As a field, we are still trying to understand the temporal and causal relationships between inflammation in the gut, body and brain. Advancing our search for effective treatments beyond the brain will revolutionize how we alleviate emotional and cognitive symptoms across disorders. It opens the door for new interventions that can fill treatment gaps or augment existing therapies. In animals, a treatment derived from the microbiome’s metabolism of polyphenols promotes resilience to stress by both reducing inflammation in the periphery and altering plasticity in the brain. In people, a mental and physical (MAP) training technique that targets the body and the brain by combining mindfulness practices with aerobic exercise reduces scores on depression indexes and rumination.

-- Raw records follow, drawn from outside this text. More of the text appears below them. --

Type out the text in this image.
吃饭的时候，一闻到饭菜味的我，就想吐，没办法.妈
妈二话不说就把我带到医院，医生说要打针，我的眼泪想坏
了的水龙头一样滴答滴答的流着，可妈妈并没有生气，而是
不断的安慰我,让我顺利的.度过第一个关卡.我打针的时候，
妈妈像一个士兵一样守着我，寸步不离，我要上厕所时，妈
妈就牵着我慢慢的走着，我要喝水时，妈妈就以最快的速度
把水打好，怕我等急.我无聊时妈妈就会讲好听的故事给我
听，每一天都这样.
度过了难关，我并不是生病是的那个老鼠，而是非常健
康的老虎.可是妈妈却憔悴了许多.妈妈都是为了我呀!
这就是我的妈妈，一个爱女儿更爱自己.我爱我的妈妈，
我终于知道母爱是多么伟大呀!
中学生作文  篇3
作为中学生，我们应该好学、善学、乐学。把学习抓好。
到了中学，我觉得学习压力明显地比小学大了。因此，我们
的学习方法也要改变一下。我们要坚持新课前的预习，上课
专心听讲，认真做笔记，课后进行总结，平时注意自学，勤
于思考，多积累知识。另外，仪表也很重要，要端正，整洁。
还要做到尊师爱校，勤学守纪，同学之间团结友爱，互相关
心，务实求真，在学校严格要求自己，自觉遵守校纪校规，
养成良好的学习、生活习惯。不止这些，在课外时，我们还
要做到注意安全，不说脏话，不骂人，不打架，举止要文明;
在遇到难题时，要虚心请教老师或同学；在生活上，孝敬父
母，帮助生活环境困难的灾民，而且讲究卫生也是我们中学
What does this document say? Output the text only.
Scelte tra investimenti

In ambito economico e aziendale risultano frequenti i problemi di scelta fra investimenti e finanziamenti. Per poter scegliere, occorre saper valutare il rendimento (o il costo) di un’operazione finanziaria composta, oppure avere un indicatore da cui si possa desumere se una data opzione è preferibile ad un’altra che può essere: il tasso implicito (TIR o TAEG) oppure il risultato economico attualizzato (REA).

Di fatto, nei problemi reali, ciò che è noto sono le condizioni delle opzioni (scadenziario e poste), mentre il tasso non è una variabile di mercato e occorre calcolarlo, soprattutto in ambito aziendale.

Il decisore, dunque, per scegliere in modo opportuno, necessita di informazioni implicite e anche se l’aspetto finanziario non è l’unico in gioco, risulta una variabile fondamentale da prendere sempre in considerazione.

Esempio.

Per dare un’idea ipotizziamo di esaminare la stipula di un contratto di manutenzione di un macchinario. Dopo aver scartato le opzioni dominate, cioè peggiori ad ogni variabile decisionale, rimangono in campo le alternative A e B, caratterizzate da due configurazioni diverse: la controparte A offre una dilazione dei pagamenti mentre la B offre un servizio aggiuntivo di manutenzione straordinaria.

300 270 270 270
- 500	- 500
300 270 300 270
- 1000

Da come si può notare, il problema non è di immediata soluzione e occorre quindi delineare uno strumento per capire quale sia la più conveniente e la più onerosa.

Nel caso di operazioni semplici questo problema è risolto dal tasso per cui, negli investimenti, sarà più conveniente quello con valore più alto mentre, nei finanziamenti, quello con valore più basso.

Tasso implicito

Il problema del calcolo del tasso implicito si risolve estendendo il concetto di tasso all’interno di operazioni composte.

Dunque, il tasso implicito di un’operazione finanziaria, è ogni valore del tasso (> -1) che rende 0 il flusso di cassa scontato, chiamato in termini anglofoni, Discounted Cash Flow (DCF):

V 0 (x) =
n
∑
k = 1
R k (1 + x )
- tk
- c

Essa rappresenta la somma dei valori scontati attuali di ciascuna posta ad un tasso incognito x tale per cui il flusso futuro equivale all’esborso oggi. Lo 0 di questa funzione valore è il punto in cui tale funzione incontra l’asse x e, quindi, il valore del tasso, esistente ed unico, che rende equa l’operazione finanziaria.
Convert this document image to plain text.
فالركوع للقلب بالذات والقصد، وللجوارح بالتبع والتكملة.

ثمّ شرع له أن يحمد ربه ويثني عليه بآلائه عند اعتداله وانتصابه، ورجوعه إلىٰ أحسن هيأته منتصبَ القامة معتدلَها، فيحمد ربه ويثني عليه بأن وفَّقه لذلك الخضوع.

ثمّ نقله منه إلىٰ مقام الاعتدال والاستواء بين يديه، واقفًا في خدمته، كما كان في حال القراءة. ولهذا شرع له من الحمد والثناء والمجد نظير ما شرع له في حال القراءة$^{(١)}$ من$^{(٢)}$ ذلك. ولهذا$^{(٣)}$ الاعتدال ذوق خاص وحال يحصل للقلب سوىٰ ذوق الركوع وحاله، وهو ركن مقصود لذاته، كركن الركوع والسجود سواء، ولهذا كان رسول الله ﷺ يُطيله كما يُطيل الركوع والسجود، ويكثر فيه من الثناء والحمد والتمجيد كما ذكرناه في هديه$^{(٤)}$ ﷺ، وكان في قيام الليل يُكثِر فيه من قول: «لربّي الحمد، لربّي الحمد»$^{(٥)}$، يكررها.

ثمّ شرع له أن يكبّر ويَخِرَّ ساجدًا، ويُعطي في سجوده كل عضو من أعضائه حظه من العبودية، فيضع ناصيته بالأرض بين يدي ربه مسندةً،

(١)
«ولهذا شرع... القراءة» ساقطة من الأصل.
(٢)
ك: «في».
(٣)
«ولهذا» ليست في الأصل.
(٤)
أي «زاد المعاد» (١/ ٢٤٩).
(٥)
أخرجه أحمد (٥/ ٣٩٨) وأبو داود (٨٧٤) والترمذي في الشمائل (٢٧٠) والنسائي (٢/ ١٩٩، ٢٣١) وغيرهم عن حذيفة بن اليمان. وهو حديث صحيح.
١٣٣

The future of psychiatric treatments lies in embracing the complexity of the mind-body connection. By expanding our focus beyond just the brain, we can develop effective therapies that address the root causes of mental health disorders. This approach also underscores the importance of interdisciplinary collaboration, integrating insights from neuroscience, immunology, gastroenterology and even osteopathic medicine to revolutionize how we understand and treat psychiatric conditions. As our understanding of the body’s influence on the brain continues to grow, so too will our ability to provide more comprehensive care for those struggling with mental health issues.